Today, most of the AI being developed — including machine learning and deep learning — has a two-step process to it: training and inference. Training is where the model learns from the data, and inference is where the learned model is deployed and infers on the data it sees. Training a state-of-the-art AI model usually involves high-performance training hardware, which has largely been GPGPU (General Purpose Graphics Processing Unit) driven, with AI hardware compute performance growing roughly at 8x every year since 2012. But as trained AI models gets deployed across multiple use cases and industry verticals, there is a growing need for hardware that can perform the inference part of the compute. 2018-19 was a year where AI inference is a much bigger trend than AI training, as semiconductor companies including NVIDIA, Intel, Xilinx and a host of chip startups target AI inference — both in the cloud data center and the edge. The shift towards inference marks an important step in the maturity and deployment of AI across the enterprise.
Automated Machine Learning (AutoML) is the ability to automate AI model development tasks across data cleaning, feature engineering, model selection, and hyperparameter tuning. The ultimate goal for AutoML is to automate the grunt work, leaving the AI developers more time to think creatively around the application of AI in specific domains, or the ethical aspects of the AI deployment. AutoML could expand to cover the entire AI workflow at some point. AutoML capabilities have been rolling out across both AI cloud service providers like Google, Microsoft and Amazon, and also across traditional data science providers like DataRobot, Ayasdi and others. There are also a number of open-source AutoML frameworks including MLBox, Auto-Sklearn, TPOT, Auto-Keras, H2O and others. At Google I/O 2019, it was shown that AutoML already outperforms handcrafted models in a specific domain. AutoML has links to the field of meta learning, or learning to learn, where AI learns how to build AI.
Affective computing refers to the ability of computers to understand human emotions through analysis of voice, images, and other developing cues. Robots have largely been good at following instructions, but the integration of affective computing is bringing in an emotional component to robotics improving human computer interaction (HCI). Affective computing is being used in the Pepper robot to greet customers and respond to their facial expressions, while at the same time helping robots communicate with autistic children .

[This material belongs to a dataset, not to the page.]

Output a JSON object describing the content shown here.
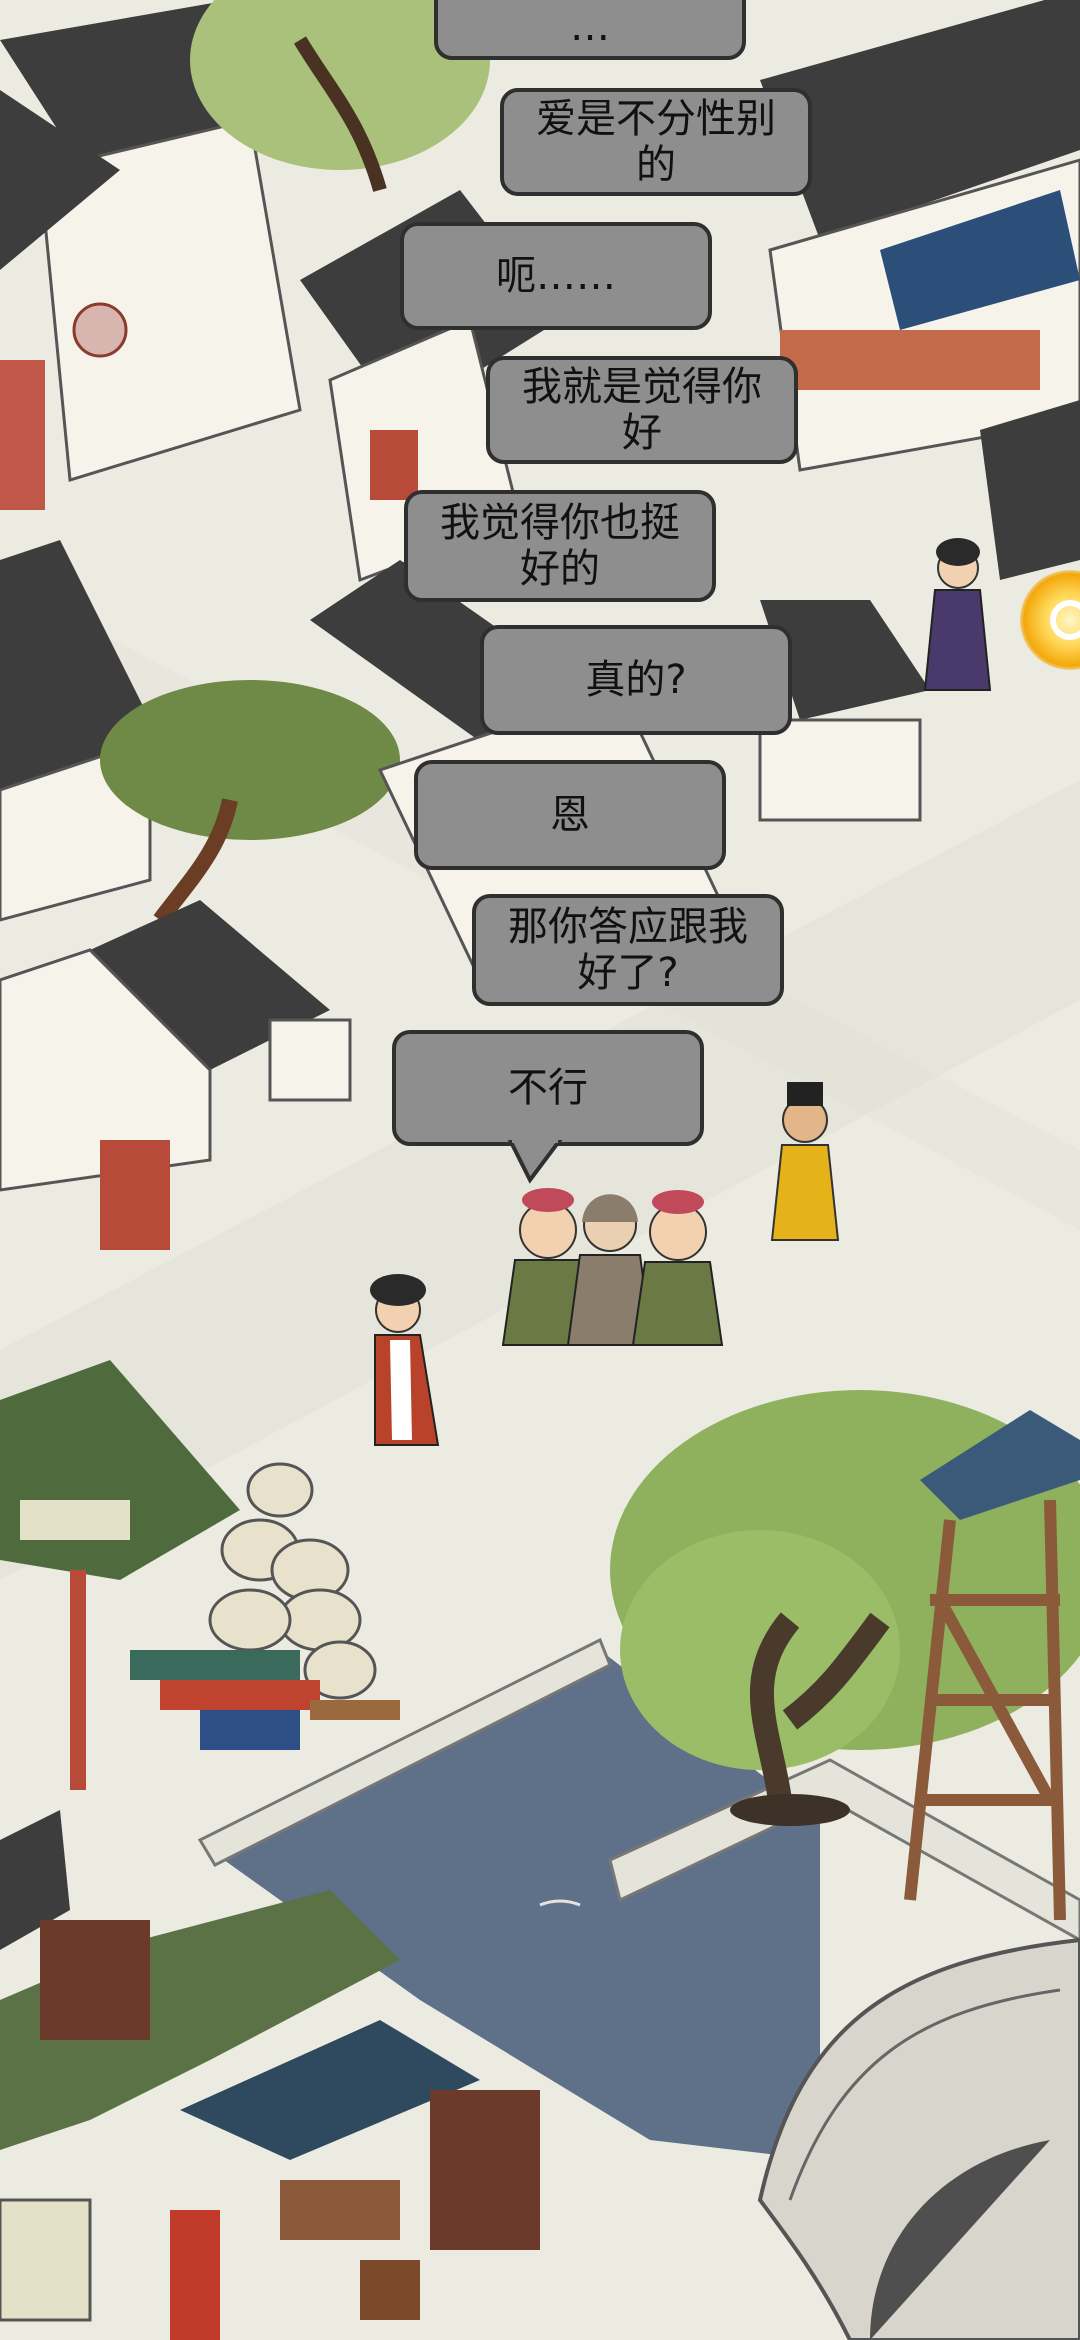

Reinforcement learning (RL) is a subset of machine learning algorithms that learn by exploring its environment. Unlike supervised learning that trains on labeled datasets, RL achieves its stated objective by getting positive or negative rewards for the actions that it takes. The environments in which RL works are usually simulated environments like games. AlphaGo uses RL (in combination with other techniques) and similar techniques have been used to have AI learn Atari games, or become champions at Poker. In the coming years, we are likely to see RL find uses in enterprise verticals such as manufacturing, aerospace, energy, transport, logistics applied to systems control and management problems.

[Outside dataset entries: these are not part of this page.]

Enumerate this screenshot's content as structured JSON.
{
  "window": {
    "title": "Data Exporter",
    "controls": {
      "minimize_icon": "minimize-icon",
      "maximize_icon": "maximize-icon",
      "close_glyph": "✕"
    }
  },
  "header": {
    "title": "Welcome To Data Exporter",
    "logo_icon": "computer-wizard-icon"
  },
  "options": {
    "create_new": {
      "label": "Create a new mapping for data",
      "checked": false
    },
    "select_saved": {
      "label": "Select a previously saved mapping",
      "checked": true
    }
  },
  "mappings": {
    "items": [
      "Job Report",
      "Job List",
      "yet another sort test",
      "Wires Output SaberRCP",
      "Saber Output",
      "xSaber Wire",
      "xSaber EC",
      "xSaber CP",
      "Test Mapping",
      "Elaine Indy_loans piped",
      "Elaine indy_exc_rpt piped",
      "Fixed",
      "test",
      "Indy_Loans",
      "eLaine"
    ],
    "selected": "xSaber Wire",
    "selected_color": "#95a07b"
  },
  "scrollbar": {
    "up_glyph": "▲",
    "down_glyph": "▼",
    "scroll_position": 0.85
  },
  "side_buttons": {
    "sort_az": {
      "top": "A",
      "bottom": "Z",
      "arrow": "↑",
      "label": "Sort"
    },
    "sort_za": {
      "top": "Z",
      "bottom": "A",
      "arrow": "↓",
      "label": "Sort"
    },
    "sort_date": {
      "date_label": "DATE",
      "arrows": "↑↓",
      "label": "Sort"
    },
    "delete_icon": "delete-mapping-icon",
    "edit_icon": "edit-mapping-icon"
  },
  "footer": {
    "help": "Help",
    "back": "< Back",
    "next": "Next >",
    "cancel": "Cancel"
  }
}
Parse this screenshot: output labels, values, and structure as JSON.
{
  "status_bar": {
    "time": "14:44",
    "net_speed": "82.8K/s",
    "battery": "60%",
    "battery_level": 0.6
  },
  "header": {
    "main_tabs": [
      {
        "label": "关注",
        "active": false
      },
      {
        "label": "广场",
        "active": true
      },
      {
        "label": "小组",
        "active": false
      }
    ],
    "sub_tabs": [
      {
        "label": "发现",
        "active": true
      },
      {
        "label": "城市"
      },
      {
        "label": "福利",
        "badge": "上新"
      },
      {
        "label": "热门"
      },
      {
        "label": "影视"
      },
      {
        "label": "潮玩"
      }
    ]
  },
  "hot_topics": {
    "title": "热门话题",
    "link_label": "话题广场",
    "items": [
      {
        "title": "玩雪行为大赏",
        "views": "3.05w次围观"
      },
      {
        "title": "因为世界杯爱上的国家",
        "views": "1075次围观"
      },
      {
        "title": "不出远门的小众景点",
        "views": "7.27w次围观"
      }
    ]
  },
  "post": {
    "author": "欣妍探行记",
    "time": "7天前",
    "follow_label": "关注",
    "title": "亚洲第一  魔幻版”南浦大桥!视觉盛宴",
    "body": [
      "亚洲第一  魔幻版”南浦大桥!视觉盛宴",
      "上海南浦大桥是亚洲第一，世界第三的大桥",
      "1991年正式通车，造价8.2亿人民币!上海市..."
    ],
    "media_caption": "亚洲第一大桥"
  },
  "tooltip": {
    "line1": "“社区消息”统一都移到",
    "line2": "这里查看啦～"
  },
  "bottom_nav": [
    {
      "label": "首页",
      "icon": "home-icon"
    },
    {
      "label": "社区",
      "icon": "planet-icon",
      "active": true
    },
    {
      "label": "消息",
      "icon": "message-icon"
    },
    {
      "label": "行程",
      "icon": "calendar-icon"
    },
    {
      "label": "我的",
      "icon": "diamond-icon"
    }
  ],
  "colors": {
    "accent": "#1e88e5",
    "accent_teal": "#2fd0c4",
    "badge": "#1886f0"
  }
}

Generative models are a branch of unsupervised learning which allows computers to generate data similar to the data you supply it — in essence re-creating data which could be images, video, text or speech. The most popular generative model is GANs (Generative Adversarial Networks) and VAEs (Variational Autoencoders). Generative models for vision are being used to create realistic 3D worlds in games, create on-demand art, take Photoshop to the next level or simply generate artificial training data for AI. GANs are also giving rise to a market for synthetic content including synthetic avatars, synthetic celebrities and even synthetic actors. Generative models are also a cause for worry as they are likely to produce fake artworks, fake political propaganda, or fake celebrity videos.

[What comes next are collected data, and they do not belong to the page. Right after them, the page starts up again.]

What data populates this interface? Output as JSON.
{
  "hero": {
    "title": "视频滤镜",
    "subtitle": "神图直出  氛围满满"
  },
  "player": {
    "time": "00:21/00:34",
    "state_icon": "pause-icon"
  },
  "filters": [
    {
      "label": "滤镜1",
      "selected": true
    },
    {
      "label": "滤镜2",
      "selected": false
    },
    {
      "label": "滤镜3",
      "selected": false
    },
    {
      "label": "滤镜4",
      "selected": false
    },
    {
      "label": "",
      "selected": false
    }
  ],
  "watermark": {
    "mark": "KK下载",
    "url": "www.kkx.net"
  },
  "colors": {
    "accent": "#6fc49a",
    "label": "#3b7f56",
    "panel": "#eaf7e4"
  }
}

Within generative models, language models like OpenAI’s GPT-2 model, which is able to predict the next word given a series of previous words, have shown major performance gains. GPT-2 was trained on 8 million web pages with 1.5 billion parameters. GPT-2 has been shown to work in a ‘zero-shot’ setting, without any prior domain-specific training data, and outperform domain-specific models. GPT-2 has also shown promising results in language tasks like Q&A, reading comprehension, summarization and translation. OpenAI decided to only release a small subset of the model, citing AI safety and ethical issues related to malicious use of the technology like impersonating others and automating fake news production. Apart from GPT-2, there are other models like XLNet, BERT that are advancing language capabilities — all of which will have major implications for the field of writing both professionally and creatively. GPT-2 has also shown capabilities to generate code, which could change software development forever.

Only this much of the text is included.